Radio Prijedor Радио Приједор

Prijedor; Bosnia and Herzegovina;
- Broadcast area: Bosanska Krajina
- Frequency: Prijedor 97.9 MHz
- Branding: Public

Programming
- Language: Serbian language
- Format: Local news, talk and music

Ownership
- Owner: IPC Kozarski vjesnik a.d. Prijedor
- Sister stations: TV Prijedor

History
- First air date: June 12, 1969
- Call sign meaning: PRIJEDOR

Technical information
- Transmitter coordinates: 44°58′51″N 16°42′48″E﻿ / ﻿44.98083°N 16.71333°E
- Repeater: Kozara/Mrakovica

Links
- Webcast: On website
- Website: www.kozarski.com

= Radio Prijedor =

Bosnian radio station

Radio Prijedor or Радио Приједор is a Bosnian local public radio station, broadcasting from Prijedor, Bosnia and Herzegovina. Local TV Prijedor is also part of public municipality services.

==History==
Radio Prijedor was launched on 12 June 1969 by the municipal council of Prijedor. In Yugoslavia and in SR Bosnia and Herzegovina, it was part of local/municipal Radio Sarajevo network affiliate. This radio station broadcasts a variety of programs such as local news, music, sport and talk shows. Nowadays, program is mainly produced in Serbian.

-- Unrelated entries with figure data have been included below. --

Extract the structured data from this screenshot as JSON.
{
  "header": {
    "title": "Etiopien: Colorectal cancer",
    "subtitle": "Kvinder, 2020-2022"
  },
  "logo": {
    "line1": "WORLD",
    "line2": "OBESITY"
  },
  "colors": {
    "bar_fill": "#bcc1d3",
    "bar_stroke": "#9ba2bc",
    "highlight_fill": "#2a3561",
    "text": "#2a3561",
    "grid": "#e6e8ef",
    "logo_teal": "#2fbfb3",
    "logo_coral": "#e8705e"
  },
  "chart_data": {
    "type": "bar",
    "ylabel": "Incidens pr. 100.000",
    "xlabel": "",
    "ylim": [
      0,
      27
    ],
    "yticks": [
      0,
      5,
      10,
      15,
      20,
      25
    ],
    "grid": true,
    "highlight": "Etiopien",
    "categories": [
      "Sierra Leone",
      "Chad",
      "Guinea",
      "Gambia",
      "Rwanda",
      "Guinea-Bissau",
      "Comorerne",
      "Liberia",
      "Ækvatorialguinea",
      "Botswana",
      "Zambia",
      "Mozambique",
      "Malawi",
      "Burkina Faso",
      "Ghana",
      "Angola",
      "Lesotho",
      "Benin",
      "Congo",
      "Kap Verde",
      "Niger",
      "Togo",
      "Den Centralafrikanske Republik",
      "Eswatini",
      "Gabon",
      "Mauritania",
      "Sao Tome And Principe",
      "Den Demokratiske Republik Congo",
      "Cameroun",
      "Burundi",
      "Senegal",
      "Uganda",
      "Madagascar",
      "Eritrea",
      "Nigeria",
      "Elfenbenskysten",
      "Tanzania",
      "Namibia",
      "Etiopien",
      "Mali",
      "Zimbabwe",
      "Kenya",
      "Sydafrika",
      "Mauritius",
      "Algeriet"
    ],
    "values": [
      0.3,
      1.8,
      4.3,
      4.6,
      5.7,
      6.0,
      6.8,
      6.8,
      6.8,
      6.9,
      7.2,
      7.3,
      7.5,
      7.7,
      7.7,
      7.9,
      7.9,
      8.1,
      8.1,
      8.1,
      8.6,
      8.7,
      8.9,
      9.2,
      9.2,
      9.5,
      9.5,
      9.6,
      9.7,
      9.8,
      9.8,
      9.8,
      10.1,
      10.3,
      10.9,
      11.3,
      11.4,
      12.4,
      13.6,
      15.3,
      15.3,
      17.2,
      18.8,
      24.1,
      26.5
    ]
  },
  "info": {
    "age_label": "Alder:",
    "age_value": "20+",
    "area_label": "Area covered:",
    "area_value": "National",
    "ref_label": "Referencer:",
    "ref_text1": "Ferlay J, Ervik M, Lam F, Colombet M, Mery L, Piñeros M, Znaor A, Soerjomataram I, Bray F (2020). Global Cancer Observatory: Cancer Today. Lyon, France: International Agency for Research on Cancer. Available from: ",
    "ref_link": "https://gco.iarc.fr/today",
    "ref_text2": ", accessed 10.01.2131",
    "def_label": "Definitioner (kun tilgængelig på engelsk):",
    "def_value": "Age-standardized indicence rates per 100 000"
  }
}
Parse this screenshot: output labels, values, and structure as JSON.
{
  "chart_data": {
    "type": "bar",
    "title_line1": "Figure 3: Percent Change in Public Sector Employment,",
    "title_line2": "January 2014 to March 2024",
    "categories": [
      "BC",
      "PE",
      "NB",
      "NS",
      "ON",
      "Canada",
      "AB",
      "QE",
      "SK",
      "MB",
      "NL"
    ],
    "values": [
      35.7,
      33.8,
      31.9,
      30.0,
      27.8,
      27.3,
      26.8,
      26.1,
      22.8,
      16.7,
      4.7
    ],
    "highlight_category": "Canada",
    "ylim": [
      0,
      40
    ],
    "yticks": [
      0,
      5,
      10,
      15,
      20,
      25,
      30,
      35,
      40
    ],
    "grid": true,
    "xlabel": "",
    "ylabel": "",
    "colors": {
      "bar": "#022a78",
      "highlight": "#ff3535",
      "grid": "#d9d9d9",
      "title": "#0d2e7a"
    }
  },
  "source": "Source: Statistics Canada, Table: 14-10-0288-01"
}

During the war in Bosnia and Herzegovina, this radio station was used for propaganda in Prijedor. On May 31, 1992, Bosnian Serb authorities in Prijedor issued an order via local radio ordering the non-Serb population to mark their houses with white flags or sheets, and to wear in public white ribbons around their sleeves if they leave their homes.
"Citizens of Serbian nationality, join your army and police in the pursuit of these extremists. Other citizens, Muslims and Croats, must hang white flags on their houses and apartments and put white ribbons on their hands. Otherwise, it will suffer severe consequences ", read the call on the radio.

== Frequencies ==
Estimated number of listeners of Radio Prijedor is around 177,145.
Radio station is also available in Una-Sana Canton and neighboring Croatia.